Millennium Partners Managing Partner Richard Baumert said the developer and the lender, Cale Street Investments, got through the lending process extremely quickly before closing on the loan Tuesday.

“In our history, it’s like record time to get this financing put together within maybe 90, 120 days,” Baumert told Bisnow in a phone interview Thursday afternoon. “There was a real commitment to get going as quickly as we could so we could restart the work.” 

“We are proud to partner with Millennium Partners Boston in support of the development of Winthrop Center,” Cale Street founder Ed Siskind said in a statement. “For over 25 years, Millennium Partners has had a proven track record for delivering luxury mixed use properties. We believe Winthrop Center will be a market leader in sustainability as the largest Passive House office building in the world.”

Despite a lack of work between Mayor Marty Walsh’s mid-March construction moratorium and when Winthrop Center construction resumed in late September, when Baumert said Millennium felt it had the financing buttoned up, the tower’s late 2022 delivery date is unchanged.

“With the reduction of that residential portion when we went back [and] made that change, that saved us some time,” Baumert said. 

It also made the building more affordable and affected Millennium Partners’ financial agreement with the city.
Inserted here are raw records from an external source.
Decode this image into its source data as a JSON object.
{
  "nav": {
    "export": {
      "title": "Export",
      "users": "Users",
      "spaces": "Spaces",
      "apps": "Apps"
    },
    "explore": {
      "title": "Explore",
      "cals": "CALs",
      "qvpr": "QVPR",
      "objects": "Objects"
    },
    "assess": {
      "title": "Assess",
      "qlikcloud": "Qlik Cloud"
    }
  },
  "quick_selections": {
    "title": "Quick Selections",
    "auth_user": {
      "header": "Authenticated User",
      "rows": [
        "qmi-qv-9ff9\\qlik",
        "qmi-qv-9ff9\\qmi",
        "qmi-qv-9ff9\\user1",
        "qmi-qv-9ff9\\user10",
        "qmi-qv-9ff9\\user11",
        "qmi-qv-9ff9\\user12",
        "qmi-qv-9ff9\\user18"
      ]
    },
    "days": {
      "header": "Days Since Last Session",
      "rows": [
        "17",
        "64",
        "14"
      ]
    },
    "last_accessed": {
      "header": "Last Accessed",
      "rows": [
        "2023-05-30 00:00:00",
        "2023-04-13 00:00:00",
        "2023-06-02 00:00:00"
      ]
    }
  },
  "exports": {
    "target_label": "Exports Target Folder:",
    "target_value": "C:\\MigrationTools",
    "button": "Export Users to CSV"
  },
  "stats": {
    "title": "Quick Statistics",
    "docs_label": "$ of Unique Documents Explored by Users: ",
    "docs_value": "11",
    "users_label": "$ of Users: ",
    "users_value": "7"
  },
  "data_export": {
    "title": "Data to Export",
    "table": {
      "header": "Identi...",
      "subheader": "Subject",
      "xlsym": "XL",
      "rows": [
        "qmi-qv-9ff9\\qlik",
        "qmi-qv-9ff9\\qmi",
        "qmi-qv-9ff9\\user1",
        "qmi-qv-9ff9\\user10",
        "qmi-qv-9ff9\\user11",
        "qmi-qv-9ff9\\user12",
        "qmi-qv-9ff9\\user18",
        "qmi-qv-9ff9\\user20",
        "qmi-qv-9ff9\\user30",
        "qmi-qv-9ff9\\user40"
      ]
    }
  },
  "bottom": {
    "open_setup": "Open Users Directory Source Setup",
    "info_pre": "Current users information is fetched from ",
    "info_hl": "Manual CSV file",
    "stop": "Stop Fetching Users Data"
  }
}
In approving the reduction of living space and a plan to eschew condos in favor of rental units, the BPDA also agreed to a $26M reduction in funds Millennium promised to the city for an affordable housing high-rise in Chinatown, the Globe reported, and the remaining $22M the developer will pay the city could be spread over the next 10 years.

But Baumert said things remain fluid. Depending on the market closer to delivery, the plan may revert to selling the project’s 572K SF of residential space as condos rather than renting them as apartments. 

“Our hope would be, and has always been, to sell, and if we are successful or the environment is such that it would allow us to sell, that payment [to the city] would happen sooner than 10 years,” he said. 

Baumert said the city has been supportive of Millennium’s flexibility on that front. 

Although no office tenants have signed on to take some of Winthrop Center’s 812K SF of office space, Baumert said Millennium was in deep talks prior to the pandemic with potential tenants and that they continue today.  

He touted the tower’s health and sustainability focus, saying it has significant sunlight exposure, fresh air and will be WELL- and LEED-certified. It is expected to use 65% less energy than the Boston average, Baumert said, and provide 30% to 50% more fresh air than comparable buildings.